METHODS HAp coatings were induced on PMMA discs after treatment with concentrated NaOH, coating with poly-dopamine (PDA), or coating with polydopamine then with 11-mercaptoundecanoic acid (11-MUA). Coatings were characterized chemically (FTIR, EDX) and morphologically (SEM), and were used as substrates for keratocyte growth in vitro. Cylinders of coated PMMA were implanted in porcine corneas ex vivo for 2 weeks, and the force required to pull them out was measured. The inflammatory reaction to coated discs was assessed in the rabbit cornea in vivo.

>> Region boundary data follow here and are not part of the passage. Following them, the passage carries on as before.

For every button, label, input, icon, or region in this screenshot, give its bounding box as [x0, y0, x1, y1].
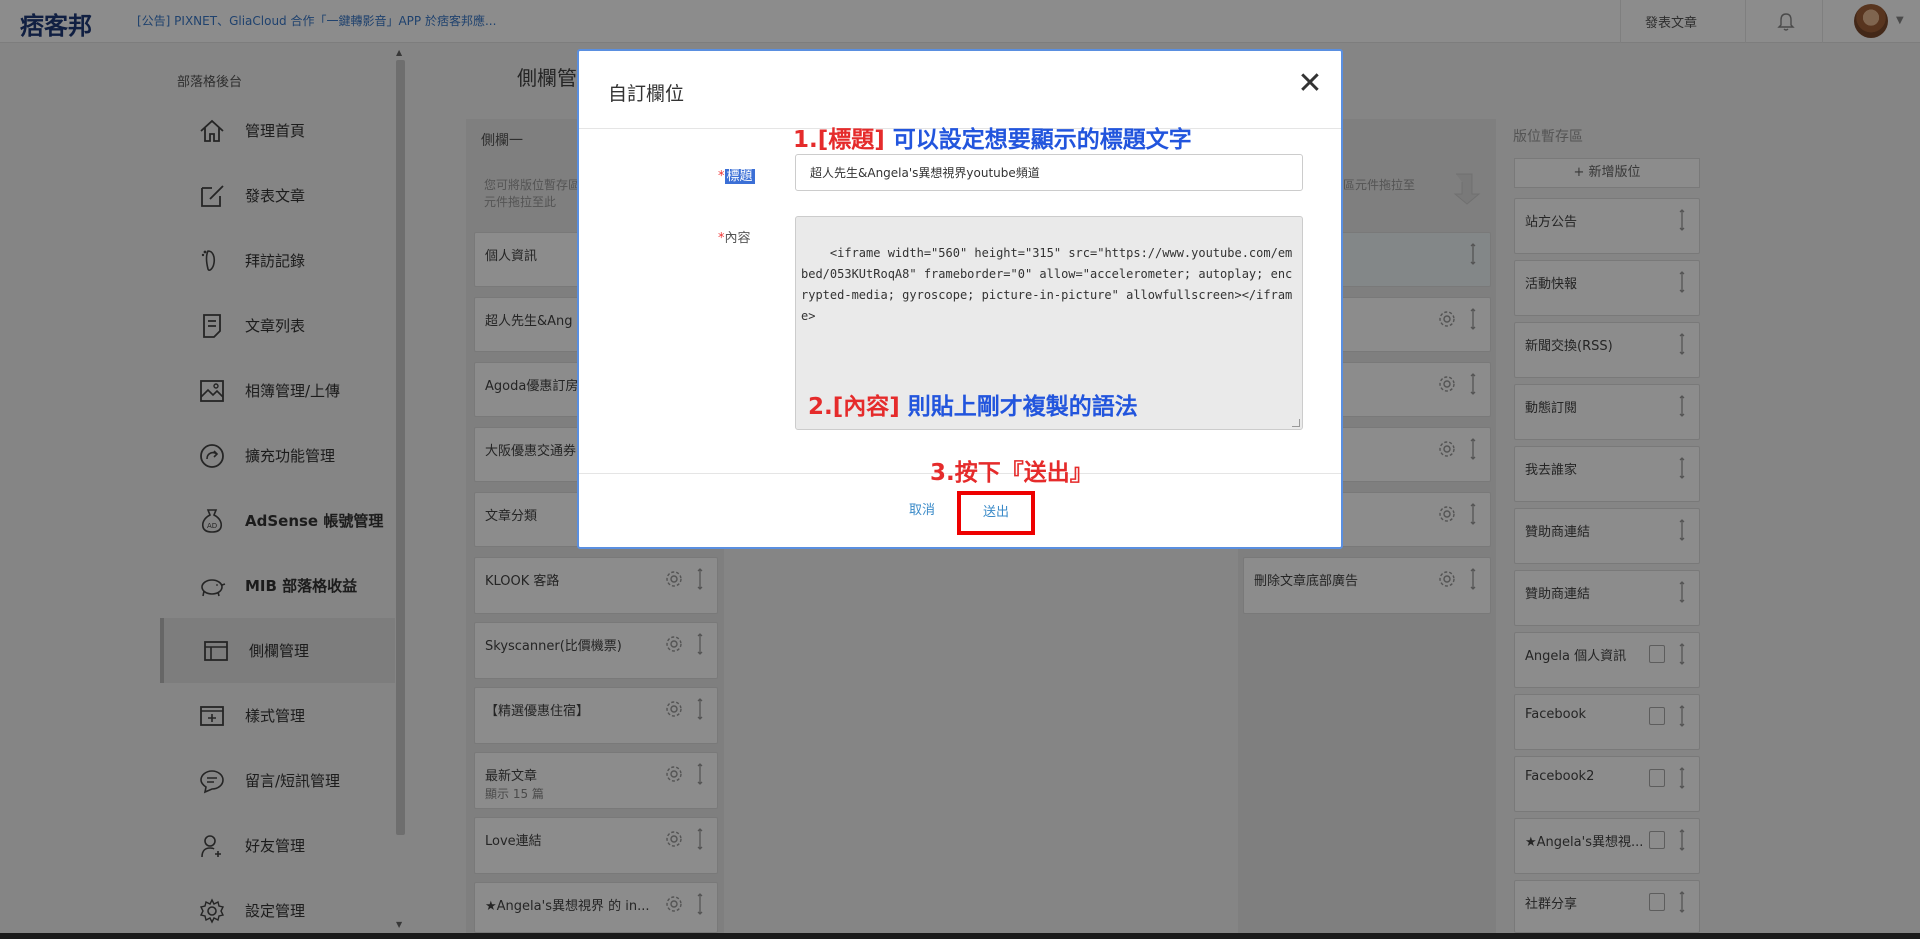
title-label-text: 標題 [724, 169, 755, 184]
annotation-keyword: 送出 [1023, 460, 1070, 486]
annotation-number: 1. [793, 127, 818, 153]
content-label-text: 內容 [724, 231, 751, 246]
content-field-label: *內容 [718, 231, 751, 246]
annotation-text: 可以設定想要顯示的標題文字 [884, 127, 1192, 153]
annotation-step-2: 2.[內容] 則貼上剛才複製的語法 [808, 387, 1138, 421]
resize-handle[interactable] [1292, 419, 1300, 427]
submit-button[interactable]: 送出 [957, 491, 1035, 535]
annotation-text-end: 』 [1069, 460, 1093, 486]
annotation-number: 2. [808, 394, 833, 420]
annotation-step-3: 3.按下『送出』 [930, 453, 1093, 487]
annotation-text: 3.按下『 [930, 460, 1024, 486]
annotation-text: 則貼上剛才複製的語法 [899, 394, 1138, 420]
title-field-label: * 標題 [718, 169, 755, 184]
cancel-button[interactable]: 取消 [909, 499, 935, 518]
close-icon[interactable]: ✕ [1295, 69, 1325, 99]
annotation-keyword: [內容] [832, 394, 900, 420]
dialog-title: 自訂欄位 [608, 83, 685, 105]
annotation-keyword: [標題] [817, 127, 885, 153]
content-textarea-value: <iframe width="560" height="315" src="ht… [801, 246, 1293, 323]
title-input[interactable] [795, 154, 1303, 191]
taskbar-strip [0, 933, 1920, 939]
annotation-step-1: 1.[標題] 可以設定想要顯示的標題文字 [793, 120, 1192, 154]
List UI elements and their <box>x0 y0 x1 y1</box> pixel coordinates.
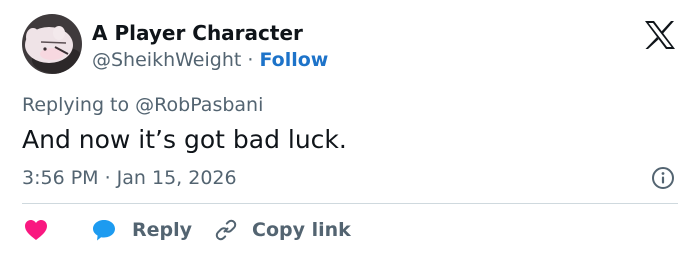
link-icon <box>215 219 237 241</box>
replying-prefix: Replying to <box>22 94 130 116</box>
tweet-text: And now it’s got bad luck. <box>22 125 347 154</box>
author-name[interactable]: A Player Character <box>92 20 303 46</box>
handle-line: @SheikhWeight · Follow <box>92 47 328 73</box>
heart-icon <box>25 220 47 240</box>
replying-to-line: Replying to @RobPasbani <box>22 92 263 118</box>
copy-link-label: Copy link <box>252 219 351 241</box>
info-icon[interactable] <box>651 166 675 190</box>
speech-bubble-icon <box>93 220 115 241</box>
avatar-image <box>22 14 82 74</box>
copy-link-button[interactable]: Copy link <box>214 216 351 244</box>
reply-button[interactable]: Reply <box>92 216 192 244</box>
author-handle[interactable]: @SheikhWeight <box>92 49 241 71</box>
replying-to-handle[interactable]: @RobPasbani <box>135 94 263 116</box>
divider <box>22 203 678 204</box>
like-button[interactable] <box>24 216 48 244</box>
x-logo-icon[interactable] <box>644 20 676 50</box>
timestamp[interactable]: 3:56 PM · Jan 15, 2026 <box>22 165 237 191</box>
reply-label: Reply <box>132 219 193 241</box>
avatar[interactable] <box>22 14 82 74</box>
tweet-card: A Player Character @SheikhWeight · Follo… <box>0 0 700 256</box>
separator-dot: · <box>247 49 254 71</box>
follow-button[interactable]: Follow <box>259 49 328 71</box>
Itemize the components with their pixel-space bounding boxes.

RESULTS FTIR of the coatings showed absorption bands characteristic of phosphate groups, and EDX showed that the Ca/P ratios were close to HAp. By SEM, each method resulted in morphologically distinct HAp films; the 11-MUA group had the most uniform coating. The hydroxyapatite coatings caused comparable enhancement of keratocyte proliferation compared to unmodified PMMA surfaces, and induced more ECM secretion. HAp coating significantly enhanced the force required to pull PMMA cylinders out of porcine corneas ex vivo. HAp coating of implants reduced the inflammatory response around the PMMA implants in vivo.

CONCLUSIONS These results are encouraging for the potential of HAp-coated surfaces for use in keratoprostheses.